Gregory Leadbetter

- United Kingdom -

Gregory Leadbetter is a poet and critic. He is the author of two poetry collections, Maskwork (2020) and The Fetch (2016), both with Nine Arches Press, as well as the pamphlet The Body in the Well (HappenStance Press, 2007), and (with photographs by Phil Thomson) Balanuve (Broken Sleep, 2021). He has written both poetry and radio drama for the BBC, and in 2019 five poems from The Fetch were set to music for piano and voice by the American composer and pianist Eric McElroy. In 2020 his poem ‘Gramarye’ was shortlisted for the Montreal International Poetry Prize. His book Coleridge and the Daemonic Imagination (Palgrave Macmillan, 2011) won the University English Book Prize 2012, and he publishes widely on Romantic poetry and thought, twentieth-century and contemporary poetry. He is Professor of Poetry at Birmingham City University.


 

Simultaneously timeless and refreshing, Leadbetter's poetry masterfully melds lush physicality with transcendent reflections. Embedded with synaesthetic language, his verses are shaped by a close attention to the active relationship between physical perception and poetic consciousness. The subjects of Leadbetter's poems are eclectic, ranging from shadowy spectres and flowering trees to mask collections and personal loss. Across all of these themes, the narratorial voice is both meditative and incisive—far from being merely descriptive, it centres upon the relationship between the act of perceiving and its impact on poetic language. This poetic approach runs throughout Leadbetter's work and becomes especially evident in the many poems that feature the natural world.

 

This ethos is articulated in Leadbetter's first collection, The Fetch (Nine Arches Press, 2016), through poems such as 'Lifespan' and 'Gloaming' ('Some pith of the gloom/ hits the back of my throat...so I gulp until its salt/ is down to a quiver/ of wings in the nest of my lungs'). But rather than the natural world being anthropomorphized, with birds, plants, and other common subjects being moulded by the human gaze, Leadbetter's language effects a reversal of sorts wherein the narrator allows himself to become absorbed into the images and sounds that he observes. This dynamic is explored in 'Cradle', as the narrator contemplates the sight of a bog:

There's no one here

but me between the sensory trees

and the ecstasy that exceeds its birth

 

as I sink a voice to a singing head,

as a white hand bursts from a limb of ash.

 

Similarly, 'Sea Change' describes a dive to the ocean floor as a sensory journey that recalibrates both the body and the mind to a primordial state:

 

Taste the oceans at their tips. Trust your

seeing tongues as your eyes widen into blindness.

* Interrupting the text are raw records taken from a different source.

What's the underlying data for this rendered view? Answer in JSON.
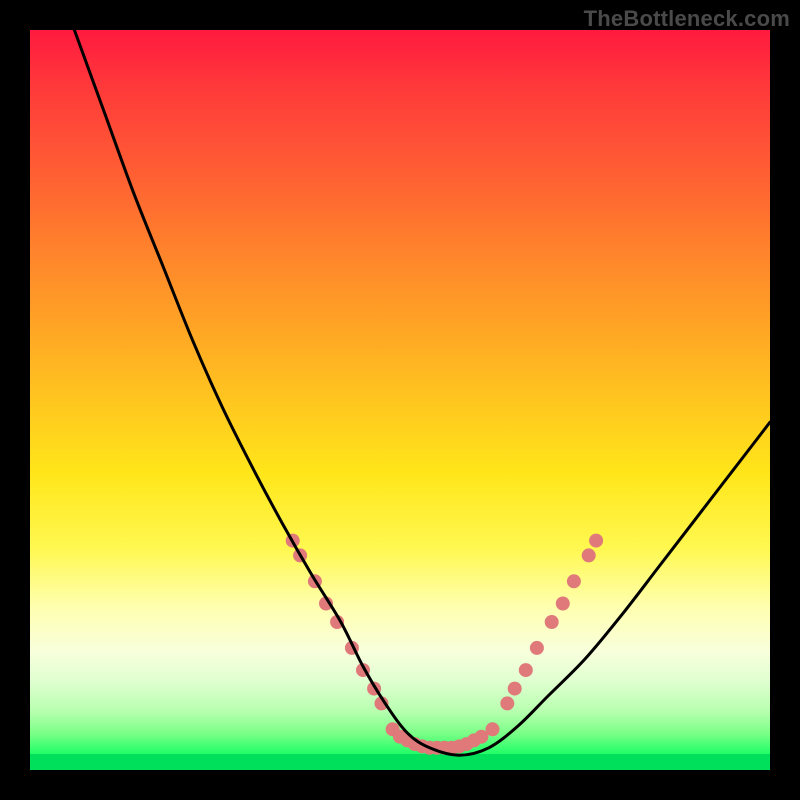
{
  "watermark": "TheBottleneck.com",
  "chart_data": {
    "type": "line",
    "title": "",
    "xlabel": "",
    "ylabel": "",
    "xlim": [
      0,
      100
    ],
    "ylim": [
      0,
      100
    ],
    "grid": false,
    "legend": false,
    "background_gradient": {
      "top": "#ff1a3f",
      "mid": "#ffe61a",
      "bottom": "#00e658",
      "description": "red-to-green vertical gradient representing bottleneck severity (red high, green low)"
    },
    "series": [
      {
        "name": "bottleneck-curve",
        "color": "#000000",
        "stroke_width": 3,
        "x": [
          6,
          10,
          14,
          18,
          22,
          26,
          30,
          34,
          38,
          42,
          45,
          48,
          51,
          54,
          58,
          62,
          66,
          70,
          75,
          80,
          85,
          90,
          95,
          100
        ],
        "values": [
          100,
          89,
          78,
          68,
          58,
          49,
          41,
          33.5,
          26.5,
          20,
          14,
          9,
          5,
          3,
          2,
          3,
          6,
          10,
          15,
          21,
          27.5,
          34,
          40.5,
          47
        ]
      }
    ],
    "annotations": {
      "marker_color": "#e07a7a",
      "marker_radius": 7,
      "points": [
        {
          "x": 35.5,
          "y": 31
        },
        {
          "x": 36.5,
          "y": 29
        },
        {
          "x": 38.5,
          "y": 25.5
        },
        {
          "x": 40,
          "y": 22.5
        },
        {
          "x": 41.5,
          "y": 20
        },
        {
          "x": 43.5,
          "y": 16.5
        },
        {
          "x": 45,
          "y": 13.5
        },
        {
          "x": 46.5,
          "y": 11
        },
        {
          "x": 47.5,
          "y": 9
        },
        {
          "x": 49,
          "y": 5.5
        },
        {
          "x": 50,
          "y": 4.5
        },
        {
          "x": 51,
          "y": 4
        },
        {
          "x": 52,
          "y": 3.5
        },
        {
          "x": 53,
          "y": 3.2
        },
        {
          "x": 54,
          "y": 3
        },
        {
          "x": 55,
          "y": 3
        },
        {
          "x": 56,
          "y": 3
        },
        {
          "x": 57,
          "y": 3
        },
        {
          "x": 58,
          "y": 3.2
        },
        {
          "x": 59,
          "y": 3.5
        },
        {
          "x": 60,
          "y": 4
        },
        {
          "x": 61,
          "y": 4.5
        },
        {
          "x": 62.5,
          "y": 5.5
        },
        {
          "x": 64.5,
          "y": 9
        },
        {
          "x": 65.5,
          "y": 11
        },
        {
          "x": 67,
          "y": 13.5
        },
        {
          "x": 68.5,
          "y": 16.5
        },
        {
          "x": 70.5,
          "y": 20
        },
        {
          "x": 72,
          "y": 22.5
        },
        {
          "x": 73.5,
          "y": 25.5
        },
        {
          "x": 75.5,
          "y": 29
        },
        {
          "x": 76.5,
          "y": 31
        }
      ]
    }
  }
}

Distil the ink of your blood.

[...]

Your eyes will close into the

pulp of senses.

 

Here, submerging oneself in the ocean depths is way to 'Descale yourself as you cool into the dark', and 'Mould yourself to the tide, reabsorb your architecture'. The metaphorical ocean works upon the narrator's interiority, but he is not passively transported; rather, he willingly dives, aiding and interrogating the work of sensory stimuli through the production of verse. An equilibrium is reached; the natural world and narrator both assuming the role of active subjects rather than objects.

 

From this closely entwined, mutually active relationship between the narrator and observed

objects, it is apparent that Leadbetter's poetry draws influence from English Romantic poetry. Indeed, both of Leadbetter's collections reference a Coleridge quotation in their respective opening pages and allude to Romantic concepts of passive and active states of consciousness through musical metaphors in poems like 'Misterioso':

Now I am the instrument that I play

and I am played by the sound

I make: remade by the touch of the air,

by the rhythm and note of what I say—

as if the world is something I have found

and the world knows that I am there.

 

Leadbetter's second poetry collection, Maskwork (Nine Arches Press, 2020), echoes the musical metaphor of active and passive sensory experiences in 'Musician':

 

I heard it come: the air at work,

the medium lipping my ears and mouth,

spittled fingers circling my skin

to make it ring. I felt the bow

I'd hung at my back grow taut

and the raw strings of what you call

my violin thrill for the kiss:

they braced to meet and make a voice.

 

The meeting point of the night air and the narrator's body is a transformative locus, imprinting musicality upon the narrator's body ('You don't have to believe me, but I can tell/ your body heard. The song gets through./ That's how I got this tune on my tongue.'). The body as a touchpoint for poetic language recurs in multiple poems, including 'Tree Script' ('Turn the key to the mouth/ in your hand, the wand in the leaves/ of your voice, grown to your ear/ from the ground) and 'Gramarye':

I want speech that makes my skin

more than the book I have made

of its membrane

silent as lips

at the mouth

that leans from the air

 

Specifically, a tactile catalogue of images that evoke speech and language builds through the recurring references to mouths, lips and tongues in poems like 'Cara', 'Tuisto', and 'Apple Tree'. The mouth becomes both the point of contact for sensory immersion, as well as the source of poetic effusions. Like in The Fetch, we see the narrator actively seeking assimilation with physical stimuli, with poetic language as the resulting byproduct. This is evident in 'Optics', ('I would not leave the light alone/ until it gave and swallowed me'), as well as 'At Porlock Salt Marsh' ('to know what it is/ to be where I am/ I touch the white stone/ to the tip of my tongue'). To allow oneself to be absorbed into the natural world is represented as a desirable state that

allows a liberation of the senses and loosening of the (poetic) tongue. This free motion between the sensory faculties and poetic consciousness is mesmerizing to witness. From the uncanny spectres of The Fetch to the effulgence of Maskwork, Leadbetter's poetic style sublimates the written word into peaks of heightened perception and sensation.